The Aleppo offensive is an operation that started on 16 October when the Syrian Army launched a large-scale strategic offensive south of Aleppo. The main objective of the operation is to secure the Azzan Mountains, while also creating a larger buffer-zone around the Syrian Government’s only highway leading to the provincial capital. The objective was also reportedly to set conditions for an upcoming offensive to isolate rebel forces in Aleppo City and to relieve the long-standing siege of a pro-government enclave in Aleppo Province.
Gen. Qasem Soleimani was reported to have personally led the drive deep into the southern Aleppo countryside where many town and villages have been taken by Government forces. Gen. Soleimani has been in command of the Syrian Arab Army’s 4th Mechanized Division, Hezbollah, Harakat Al-Nujaba (Iraqi), Kataebat Hezbollah (Iraqi), Liwaa Abu Fadl Al-Abbas (Iraqi), and Firqa Fatayyemoun (Afghan/Iranian volunteers). The Syrian government's progress deep into the southern Aleppo countryside has been attributed in large part to the Iranian leadership during the offensive.
The origins of the planning of the offensive in Aleppo could be traced back to Gen. Qasem Soleimani's visit to Moscow in July 2015. Gen. Soleimani was reportedly sent to Syria by the supreme leader of Iran himself, Ali Khamenei, in order to discuss military matters with his Russian couterparts and coordinate a joint escalation of forces in Syria. One month before the offensive south of Aleppo, the military launched another operation east of the city in an attempt to break the two-year siege of the Kuweyres military air base.
At 10 A.M. (Damascus Time) on the morning of 16 October, the Syrian Arab Army (SAA) – in coordination with Hezbollah, the National Defense Forces (NDF), and Al-Ba’ath Battalions – launched their large-scale southern Aleppo offensive after almost one year of inactivity along this rural area in the Azzan Mountains. According to field reports from the provincial capital, the Syrian Armed Forces and Hezbollah captured four sites from the Islamist rebels of Jabhat Al-Shamiyah (Levantine Front), Harakat Ahrar Al-Sham, and the Free Syrian Army (FSA), killing a number of combatants in the process of their advance in the Aleppo Governorate’s southern countryside.
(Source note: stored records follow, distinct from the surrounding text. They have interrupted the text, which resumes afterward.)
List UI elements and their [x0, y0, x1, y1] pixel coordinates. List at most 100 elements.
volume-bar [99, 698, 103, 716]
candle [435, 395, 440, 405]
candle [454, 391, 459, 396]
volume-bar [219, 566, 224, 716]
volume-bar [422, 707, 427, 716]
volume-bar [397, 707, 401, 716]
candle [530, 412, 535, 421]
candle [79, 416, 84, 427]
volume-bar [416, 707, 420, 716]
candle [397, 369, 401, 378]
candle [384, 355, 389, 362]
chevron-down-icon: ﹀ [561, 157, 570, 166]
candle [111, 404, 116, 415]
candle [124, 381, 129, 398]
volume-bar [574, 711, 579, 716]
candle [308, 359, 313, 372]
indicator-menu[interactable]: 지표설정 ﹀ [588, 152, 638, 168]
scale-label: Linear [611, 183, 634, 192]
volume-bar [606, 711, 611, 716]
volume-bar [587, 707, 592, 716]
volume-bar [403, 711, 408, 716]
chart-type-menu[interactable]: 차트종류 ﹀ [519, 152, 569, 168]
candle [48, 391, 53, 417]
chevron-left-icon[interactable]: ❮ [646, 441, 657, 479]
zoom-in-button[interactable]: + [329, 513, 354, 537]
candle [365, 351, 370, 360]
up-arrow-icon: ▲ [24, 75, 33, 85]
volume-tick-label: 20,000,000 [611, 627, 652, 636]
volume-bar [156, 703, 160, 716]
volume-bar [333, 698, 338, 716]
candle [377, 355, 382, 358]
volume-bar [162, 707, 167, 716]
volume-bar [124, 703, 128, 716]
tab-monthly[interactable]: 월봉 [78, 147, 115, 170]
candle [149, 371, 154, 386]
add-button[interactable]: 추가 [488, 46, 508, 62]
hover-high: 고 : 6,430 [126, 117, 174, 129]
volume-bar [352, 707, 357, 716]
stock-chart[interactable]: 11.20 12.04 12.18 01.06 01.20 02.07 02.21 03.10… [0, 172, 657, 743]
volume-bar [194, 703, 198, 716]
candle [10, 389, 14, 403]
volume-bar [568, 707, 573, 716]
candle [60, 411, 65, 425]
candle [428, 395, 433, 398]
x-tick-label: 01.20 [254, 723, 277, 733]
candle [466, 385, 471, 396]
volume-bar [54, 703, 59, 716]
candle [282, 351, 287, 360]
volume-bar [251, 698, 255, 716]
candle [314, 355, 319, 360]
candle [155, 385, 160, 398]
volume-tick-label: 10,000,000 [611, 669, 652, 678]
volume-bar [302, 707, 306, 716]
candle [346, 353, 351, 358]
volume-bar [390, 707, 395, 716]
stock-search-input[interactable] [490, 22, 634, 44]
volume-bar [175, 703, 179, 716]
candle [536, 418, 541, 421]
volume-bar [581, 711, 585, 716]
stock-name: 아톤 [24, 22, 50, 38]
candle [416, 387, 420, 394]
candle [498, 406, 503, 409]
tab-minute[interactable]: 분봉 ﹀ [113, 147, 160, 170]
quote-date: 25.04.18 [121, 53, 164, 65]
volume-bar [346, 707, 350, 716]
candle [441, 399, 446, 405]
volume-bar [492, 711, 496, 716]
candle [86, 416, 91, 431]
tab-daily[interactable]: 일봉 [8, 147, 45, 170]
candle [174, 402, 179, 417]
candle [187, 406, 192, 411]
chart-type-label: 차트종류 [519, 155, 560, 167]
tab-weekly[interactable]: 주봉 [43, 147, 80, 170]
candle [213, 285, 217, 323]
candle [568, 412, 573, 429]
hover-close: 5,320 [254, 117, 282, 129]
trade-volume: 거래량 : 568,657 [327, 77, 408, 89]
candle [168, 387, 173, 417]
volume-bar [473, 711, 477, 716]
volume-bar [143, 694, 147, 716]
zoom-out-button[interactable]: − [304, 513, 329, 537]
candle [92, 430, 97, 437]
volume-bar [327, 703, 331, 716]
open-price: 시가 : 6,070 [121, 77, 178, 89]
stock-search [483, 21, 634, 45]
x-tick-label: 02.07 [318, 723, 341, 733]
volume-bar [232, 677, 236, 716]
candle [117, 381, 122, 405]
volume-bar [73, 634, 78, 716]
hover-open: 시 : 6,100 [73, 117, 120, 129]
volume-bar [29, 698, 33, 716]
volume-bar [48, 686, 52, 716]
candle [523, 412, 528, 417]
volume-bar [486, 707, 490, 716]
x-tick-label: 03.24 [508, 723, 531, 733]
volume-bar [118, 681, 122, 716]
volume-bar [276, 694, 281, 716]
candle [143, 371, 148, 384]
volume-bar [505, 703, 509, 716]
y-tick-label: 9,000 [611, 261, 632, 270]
Christopher Kozak of the Institute for the Study of War speculated that the assault was nothing more than a diversionary tactic intended to move rebel forces away from reopening the access to Nubl and cut the Aleppo–Turkey highway, their primary objective in his opinion. Hezbollah's main incentive in participating in the offensive is believed to be similar to their agenda elsewhere, securing Shi'ite villages. Their ultimate objective is believed to be reaching the villages of Kafriya and Al-Fu'ah, thus lifting the siege imposed by Al-Nusra Front. With reportedly hundreds of square kilometers brought under government control within the span of the first month of the offensive, Al-Masdar concluded that the overall effectiveness of both the senior Iranian revolutionary guards on the ground as well as the close Russian air-support have been noted as part of the main array of factors leading to a revitalized advance by government forces.